Last year, GCL revealed, it manufactured 42,189 metric tons of polysilicon, generating revenue of RMB2.21 billion ($346 million); and 31,449 MW of solar wafers, to drum up RMB5.69 billion ($890 million), with the two income streams adding up to an annual loss of RMB4.87 billion ($762 million). In the first half of this, rising prices meant the 23,284 tons of poly produced – and 18,712 MW of wafers – generated RMB6.78 billion ($1.06 billion) for a solar materials division profit of RMB2.43 billion ($380 million).
Granular figures
GCL was eager to point out it has the capacity to produce 10,000 tons per year of its new granular silicon, which the company is touting as the key to truly ‘green' solar manufacturing, as it requires around two-thirds less electricity to produce than silicon manufactured using the Siemens method. GCL's granular product requires only 18 kWh of power per kilogram to make, according to GCL's first-half figures report for this year.
As a result, the 10,000 ton granular silicon plant GCL has up and running at Xuzhou, is set to be expanded to 30,000t this year, and 54,000t next year. The company also has agreements in place to jointly invest in a RMB18 billion ($2.82 billion), 300,000t fab in Baotou, Inner Mongolia, alongside mono wafer maker Wuxi Shangji Automation Co Ltd.
Those higher polysilicon and wafer prices, plus a continuing drive to sell off its GCL New Energy solar park estate, ensured GCL-Poly was able to reduce its big debt pile from RMB22.9 billion ($3.58 billion) of borrowings due within 12 months at the end of last year, to RMB10.7 billion ($1.67 billion) of current commitments at the end of June. Similarly, longer-term borrowings of RMB13.4 billion ($2.1 billion) at the end of December had come in to RMB6.25 billion ($978 million) six months later.
But there are still payment deadlines to be met, the next of them for an $11 million loan on November 9. That is the outstanding amount left over from a $100 million loan repayment which GCL failed to settle on time on June 23 and August 20, the company subsequently securing a stay of execution by handing over $89 million.
Project sales
The business has been busily selling off its Chinese solar farms to state-owned entities, with 69 project companies divested by the time the overdue set of financials was published, to generate RMB4.98 billion ($779 million), and with agreements in place to get rid of another 25 project companies for another RMB1.05 billion ($164 million). The associated windfall meant GCL's New Energy business turned a RMB1.26 billion ($197 million) loss in 2020 into a first-half profit of RMB160 million ($25 million).
With the parent company identifying RMB9.48 billion ($1.48 billion) of “assets held for sale” in its first-half figures, its rump 2.9 GW of solar generation capacity at the end of June appears set to shrink still further, as part of a planned transformation into an “assets light” operation, not least because those solar farms with the for sale signs carry an associated RMB6.37 billion ($997 million) of liabilities.

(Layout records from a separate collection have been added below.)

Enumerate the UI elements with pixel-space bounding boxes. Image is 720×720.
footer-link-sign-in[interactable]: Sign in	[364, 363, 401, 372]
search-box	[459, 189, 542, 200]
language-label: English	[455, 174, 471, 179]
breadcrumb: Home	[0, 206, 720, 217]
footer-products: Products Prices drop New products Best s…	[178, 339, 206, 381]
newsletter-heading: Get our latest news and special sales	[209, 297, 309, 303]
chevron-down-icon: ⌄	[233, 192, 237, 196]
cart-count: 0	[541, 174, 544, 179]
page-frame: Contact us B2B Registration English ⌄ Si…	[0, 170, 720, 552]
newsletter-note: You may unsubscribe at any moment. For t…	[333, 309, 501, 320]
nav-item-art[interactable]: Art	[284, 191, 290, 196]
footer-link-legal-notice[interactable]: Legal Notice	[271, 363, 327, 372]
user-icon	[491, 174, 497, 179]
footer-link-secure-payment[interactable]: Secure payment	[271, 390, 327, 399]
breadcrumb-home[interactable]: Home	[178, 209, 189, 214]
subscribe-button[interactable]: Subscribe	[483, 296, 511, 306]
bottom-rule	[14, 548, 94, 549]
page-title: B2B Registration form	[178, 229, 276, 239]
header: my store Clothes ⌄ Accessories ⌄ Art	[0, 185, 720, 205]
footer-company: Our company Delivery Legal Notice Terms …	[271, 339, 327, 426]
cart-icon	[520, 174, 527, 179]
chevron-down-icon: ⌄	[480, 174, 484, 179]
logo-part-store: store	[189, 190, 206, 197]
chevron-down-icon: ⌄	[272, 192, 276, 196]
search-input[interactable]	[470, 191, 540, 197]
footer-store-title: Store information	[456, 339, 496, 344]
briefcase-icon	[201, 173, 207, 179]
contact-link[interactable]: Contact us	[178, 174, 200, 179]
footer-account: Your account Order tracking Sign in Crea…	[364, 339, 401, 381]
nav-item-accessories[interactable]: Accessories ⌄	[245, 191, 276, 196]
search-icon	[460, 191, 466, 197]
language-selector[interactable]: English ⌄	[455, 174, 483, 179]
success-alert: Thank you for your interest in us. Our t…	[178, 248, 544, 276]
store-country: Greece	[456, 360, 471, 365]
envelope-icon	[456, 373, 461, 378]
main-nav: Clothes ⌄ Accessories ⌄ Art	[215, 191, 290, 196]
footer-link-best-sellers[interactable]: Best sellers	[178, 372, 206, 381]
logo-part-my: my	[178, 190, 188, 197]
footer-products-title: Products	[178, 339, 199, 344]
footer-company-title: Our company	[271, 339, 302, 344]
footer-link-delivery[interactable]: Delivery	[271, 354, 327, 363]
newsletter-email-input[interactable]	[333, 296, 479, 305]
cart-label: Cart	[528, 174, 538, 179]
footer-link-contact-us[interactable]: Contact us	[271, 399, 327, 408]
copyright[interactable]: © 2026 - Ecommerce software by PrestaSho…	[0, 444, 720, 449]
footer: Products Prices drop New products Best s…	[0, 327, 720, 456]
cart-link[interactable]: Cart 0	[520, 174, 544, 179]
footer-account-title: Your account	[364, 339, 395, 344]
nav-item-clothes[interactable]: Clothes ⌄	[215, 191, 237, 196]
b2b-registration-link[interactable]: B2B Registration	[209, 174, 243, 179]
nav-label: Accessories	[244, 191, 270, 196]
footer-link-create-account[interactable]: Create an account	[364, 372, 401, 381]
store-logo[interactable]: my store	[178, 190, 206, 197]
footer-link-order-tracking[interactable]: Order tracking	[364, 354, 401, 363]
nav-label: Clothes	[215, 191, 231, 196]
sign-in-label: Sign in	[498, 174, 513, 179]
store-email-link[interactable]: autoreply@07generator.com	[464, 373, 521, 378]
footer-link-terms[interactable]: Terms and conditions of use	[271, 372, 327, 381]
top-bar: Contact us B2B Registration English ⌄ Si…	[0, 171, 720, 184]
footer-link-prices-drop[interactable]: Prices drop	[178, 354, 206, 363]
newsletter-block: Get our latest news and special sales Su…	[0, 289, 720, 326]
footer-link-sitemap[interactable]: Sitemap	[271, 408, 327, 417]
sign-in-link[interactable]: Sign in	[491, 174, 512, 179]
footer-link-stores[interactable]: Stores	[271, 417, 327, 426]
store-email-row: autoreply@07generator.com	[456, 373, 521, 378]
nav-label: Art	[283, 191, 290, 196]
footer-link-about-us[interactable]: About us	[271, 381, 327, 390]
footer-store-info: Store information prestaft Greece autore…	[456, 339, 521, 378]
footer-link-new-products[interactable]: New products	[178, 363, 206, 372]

GCL-Poly will hope to soon be able to resume trading in its stock on the Hong Kong exchange after finally pushing its problematic 2020 and first-half numbers out of the door.
This article was amended on 29/10/21 to reflect GCL's usage of the figure MT reflects “metric tons,” rather than million tons or megatons, as previously indicated. The statement GCL produced 36,000 tons of granular silicon in the first half of this year was also inaccurate, and has been removed.